Dropbox? Mostly for file backup and sharing, limited version control (1 month?).
We use Git in this course.
5 Git
Currently the most popular version control system according to Google Trend.
Initially designed and developed by Linus Torvalds in 2005 for Linux kernel development. Git is the British English slang for unpleasant person.
I’m an egotistical bastard, and I name all my projects after myself. First ‘Linux’, now ‘git’.
Linus Torvalds
6 Centralized vs distributed version control
Svn is a centralized version control system:
Git is a distributed version control system:
7 What do I need to use Git?
A Git server enabling multi-person collaboration through a centralized repository.
github.com: unlimited public repositories, private repositories costs $, but unlimited private repositories for free from Student Developer Pack.
bitbucket.org: unlimited public repositories, unlimited private repositories for academic account (register for free using your edu email).
We use github.com in this course for developing and submitting homework.
A Git client on your own machine.
Linux: Git client program is shipped with many Linux distributions, e.g., Ubuntu and CentOS. If not, install using a package manager, e.g., yum install git on CentOS.
Do not totally rely on GUI or IDE. Learn to use Git on command line, which is needed for cluster and cloud computing. RStudio has basic Git integration, but still cannot do tasks such as tagging, commiting selected files within a folder, and so on.
8 Git workflow
9 Git survival commands
Synchronize local Git directory with remote repository:
```{bash}#| eval: falsegit pull```
same as git fetch plus git merge.
Modify files in local working directory.
Add snapshots to staging area:
```{bash}#| eval: falsegit add FILES```
Commit: store snapshots permanently to (local) Git repository
```{bash}#| eval: falsegit commit -m"MESSAGE"```
Push commits to remote repository:
```{bash}#| eval: falsegit push```
10 Git basic usage
Register for an account on a Git server, e.g., github.com.

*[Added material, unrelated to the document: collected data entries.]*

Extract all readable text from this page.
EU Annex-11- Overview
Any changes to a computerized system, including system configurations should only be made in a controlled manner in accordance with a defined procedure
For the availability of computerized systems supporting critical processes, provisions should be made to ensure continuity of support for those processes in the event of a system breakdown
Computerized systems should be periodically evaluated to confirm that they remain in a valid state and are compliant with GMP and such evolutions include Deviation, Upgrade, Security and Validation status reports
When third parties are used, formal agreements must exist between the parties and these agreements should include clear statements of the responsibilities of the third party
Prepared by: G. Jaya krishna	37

Not too less: Make sure collaborators or yourself can reproduce everything on other machines.
Not too much: No need to put all intermediate files in repository. Make good use of the .gitignore file.
Strictly version control system is for source files only. E.g. only xxx.Rmd, xxx.bib, and figure files are necessary to produce a pdf file. Pdf file doesn’t need to be version controlled or, if version controlled, doesn’t need to be frequently committed.
Commit early, commit often and don’t spare the horses.
Adding an informative message when you commit is not optional. Spending one minute on commit message saves hours later for your collaborators and yourself. Read the following sentence to yourself 3 times:
Write every commit message like the next person who reads it is an axe-wielding maniac who knows where you live.